Une flamme s’éteint lorsqu’elle est environnée de 5 % de CO2... mais elle s’éteint aussi par manque d’oxygène et ceci avant qu’il y ait 5 % de CO2 !
C’est pour éviter cette extinction précoce par manque d’oxygène et qui empêcherait d’atteindre les 5 % qu’on a percé un trou dans le couvercle et qu’on le laisse ouvert tant que la bougie ne s’est pas éteinte.

il est indispensable de garnir le fond de la boite d’une épaisse couche de tissus ou de papier absorbant, largement humidifié pour garantir l’indispensable saturation d’humidité (surtout pour les gonocoques et méningocoques). L’humidité doit ruisseler sur les parois.
Il est préférable de changer cet humidificateur chaque jour. Le plus simple, si on utilise des chiffons est d’en avoir deux jeux : le matin, quant on sort les géloses pour les examiner, on enlève les chiffons qu’on envoie au nettoyage, et on en met des propres qu’on imbibe d’eau. Le lendemain on remettra ceux qui ont été nettoyés (qu’ils soient secs ou non !)

Certaines bougies semblent émettre des gaz toxiques. A notre connaissance, il n’y a pas de réponse systématique à ce problème. Seuls des essais des différentes bougies dont on peut disposer permettront de choisir les meilleures (par exemple en testant leurs performances avec une culture de gonocoque). L’avantage d’une lampe à huile est qu’il y a peu de risque de gaz toxique avec des huiles alimentaires.

Cette "jarre à bougie", extrêmement simple, contiendra toujours environ 5 % de CO2 si elle est étanche, quelle que soit sa taille, puisque c’est cette concentration même qui éteint la bougie !
Ce n’est pas la cas lorsqu’on emploie des sachets générateurs de CO2 puisqu’il faut que le rapport quantité de CO2 généré par le sachet/taille de la boite soit toujours parfaitement respecté si non, trop grande il n’y aura pas 5 %, trop petite il y en aura plus.
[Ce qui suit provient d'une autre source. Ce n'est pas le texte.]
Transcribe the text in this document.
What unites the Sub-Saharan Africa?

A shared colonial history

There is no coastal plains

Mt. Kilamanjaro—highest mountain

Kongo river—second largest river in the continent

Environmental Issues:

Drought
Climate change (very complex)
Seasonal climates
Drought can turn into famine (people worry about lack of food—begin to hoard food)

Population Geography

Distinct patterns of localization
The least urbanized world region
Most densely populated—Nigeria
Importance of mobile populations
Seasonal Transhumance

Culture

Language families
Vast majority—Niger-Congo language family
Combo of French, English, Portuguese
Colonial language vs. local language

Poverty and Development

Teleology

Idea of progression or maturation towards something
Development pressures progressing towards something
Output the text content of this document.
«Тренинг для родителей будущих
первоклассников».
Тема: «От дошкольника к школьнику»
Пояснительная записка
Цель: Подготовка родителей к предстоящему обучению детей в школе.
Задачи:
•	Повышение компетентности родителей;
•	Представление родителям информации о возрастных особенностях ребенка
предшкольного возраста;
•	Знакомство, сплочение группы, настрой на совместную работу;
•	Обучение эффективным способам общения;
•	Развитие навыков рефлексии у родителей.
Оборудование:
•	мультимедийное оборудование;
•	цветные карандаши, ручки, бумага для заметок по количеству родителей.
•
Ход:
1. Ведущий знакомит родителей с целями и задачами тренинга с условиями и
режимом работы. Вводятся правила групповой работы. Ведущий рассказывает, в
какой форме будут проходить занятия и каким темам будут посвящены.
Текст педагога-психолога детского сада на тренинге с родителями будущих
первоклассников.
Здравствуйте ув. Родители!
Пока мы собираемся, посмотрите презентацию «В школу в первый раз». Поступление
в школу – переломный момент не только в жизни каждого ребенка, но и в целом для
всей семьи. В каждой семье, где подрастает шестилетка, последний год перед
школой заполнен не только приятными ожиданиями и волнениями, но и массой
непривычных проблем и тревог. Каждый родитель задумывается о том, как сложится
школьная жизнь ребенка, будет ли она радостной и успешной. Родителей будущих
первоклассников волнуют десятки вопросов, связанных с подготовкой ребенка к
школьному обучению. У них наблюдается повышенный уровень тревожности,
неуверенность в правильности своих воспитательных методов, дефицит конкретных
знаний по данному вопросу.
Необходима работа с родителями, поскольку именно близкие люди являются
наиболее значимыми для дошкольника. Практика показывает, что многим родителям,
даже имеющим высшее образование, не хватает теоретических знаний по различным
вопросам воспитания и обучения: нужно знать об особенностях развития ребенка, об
Ces systèmes de sachets ont un coût non négligeable (environ 1 Euro le sachet par conditionnement de 10 ou 20), prix auquel il faut ajouter celui des indicateurs colorés (0,2 Euro la bandelette) (prix 2010).
Idem, lorsqu’on utilise des étuves à CO2, hermétiques, et alimentées par des bouteilles de mélanges gazeux et un système d’automatisation, il y a toujours un risque de panne... sans compter le coût de ces étuves (et le fait qu’elles ne sont pas toujours saturées d’humidité

ATTENTION ! Certains tests ne doivent pas être effectués dans une enceinte à CO2, en particulier :
- les exigences en facteurs X et V des Haemophilus changent dans ces conditions,
-  l’aspect des hémolyses peut être complétement différent de la culture en air ambiant.


notes

[1Si on n’a pas de lampe à huile on coupe une rondelle de bouchon en liège, on la perce en son centre et dans ce trou on installe une tresse de fibres pour faire une mèche. On met un peu d’huile alimentaire dans une coupelle ou autre petit récipient de quelques centimètre de diamètre et 1 à 2 cm de haut. On pose la rondelle de bouchon garnie de sa mèche sur l’huile. Quant la mèche aura été imbibée d’huile par capillarité, on pourra l’allumer.